Industrial-Scale Plant and Investment Deals
In late 2023, Bolivia opened its first industrial-scale lithium processing facility, constructed by a Chinese consortium. Last year, agreements were signed with Russia's Uranium One Group and a Chinese consortium for further investments, pending congressional approval.
"We aim to achieve an annual lithium carbonate production capacity of 49,000 tons within three years," said Omar Alarcon, President of state-owned lithium company YLB. "A new contract is slated for submission to Congress in the first quarter."
Negotiations are ongoing with firms from Europe and Australia, Alarcon confirmed.
Challenges: Unrest and Market Dynamics
Bolivia's history of political instability and government control over natural resources have hindered private investment. The recent decline in lithium prices due to market saturation has also posed challenges.
Bolivia's contribution to global lithium supply remains minimal, despite its larger reserves compared to neighboring Chile. Extracting lithium from brine deposits beneath the remote Uyuni salt flat proves costly due to high magnesium content, reducing purity and increasing production expenses.
Direct Extraction Techniques and Contracts
The government is exploring new direct extraction technologies to address purity issues and enhance production efficiency. A $970 million contract with Uranium One involves constructing a plant with a targeted capacity of 14,000 tons annually. A $1 billion agreement with China's Catl Brunp and CMOC plans two lithium plants with a combined output of 35,000 tons.
Controversy and Criticism
Critics, including civic groups, politicians, and researchers, raise concerns about the lack of transparency in the approval process and advocate for raising royalties to 11% from the current 3%. Protests and petitions against the contracts have been organized.
Government's Rebuttal and Risk Mitigation
Alarcon dismisses these criticisms as politically driven or based on misinformation. He emphasizes Bolivia's control over lithium sales and majority stakes in the ventures. YLB will only repay investments when plants reach full capacity, minimizing financial risk for the state.

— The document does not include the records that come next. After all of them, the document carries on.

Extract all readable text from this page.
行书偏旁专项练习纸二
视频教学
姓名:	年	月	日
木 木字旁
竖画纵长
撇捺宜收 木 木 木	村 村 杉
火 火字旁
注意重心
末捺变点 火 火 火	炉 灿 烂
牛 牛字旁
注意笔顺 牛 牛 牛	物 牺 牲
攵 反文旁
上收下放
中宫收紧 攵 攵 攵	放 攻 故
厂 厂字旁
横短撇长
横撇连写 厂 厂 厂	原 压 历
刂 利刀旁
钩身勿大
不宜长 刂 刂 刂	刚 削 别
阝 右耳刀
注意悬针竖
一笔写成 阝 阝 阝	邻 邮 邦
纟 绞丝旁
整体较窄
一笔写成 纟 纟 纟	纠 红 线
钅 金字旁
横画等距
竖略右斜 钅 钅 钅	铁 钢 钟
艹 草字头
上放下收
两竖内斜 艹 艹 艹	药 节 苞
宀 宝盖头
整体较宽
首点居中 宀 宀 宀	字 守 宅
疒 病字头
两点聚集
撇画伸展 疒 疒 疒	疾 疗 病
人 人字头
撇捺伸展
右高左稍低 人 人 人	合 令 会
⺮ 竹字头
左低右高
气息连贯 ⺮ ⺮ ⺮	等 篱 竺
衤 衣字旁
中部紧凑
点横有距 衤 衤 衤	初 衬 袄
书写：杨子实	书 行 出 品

Capital expenditure of almost $2 billion will be repaid in lithium carbonate to the Russian and Chinese firms as preferential buyers over an average of 10 years, subject to market price fluctuations.
Commercial Viability and Future Prospects
While the contracts anticipate a lithium price of $30,000 per ton, Alarcon highlights the need for a price of at least $10,000 for commercial viability. Bolivia's previous lithium development efforts have faced setbacks, with its first processing plant operating below capacity.
Alarcon believes the new deals are crucial to unlocking Bolivia's lithium potential. Their rejection could potentially delay industrial-scale production by up to 15 years, which, he cautions, would be "catastrophic" for the country.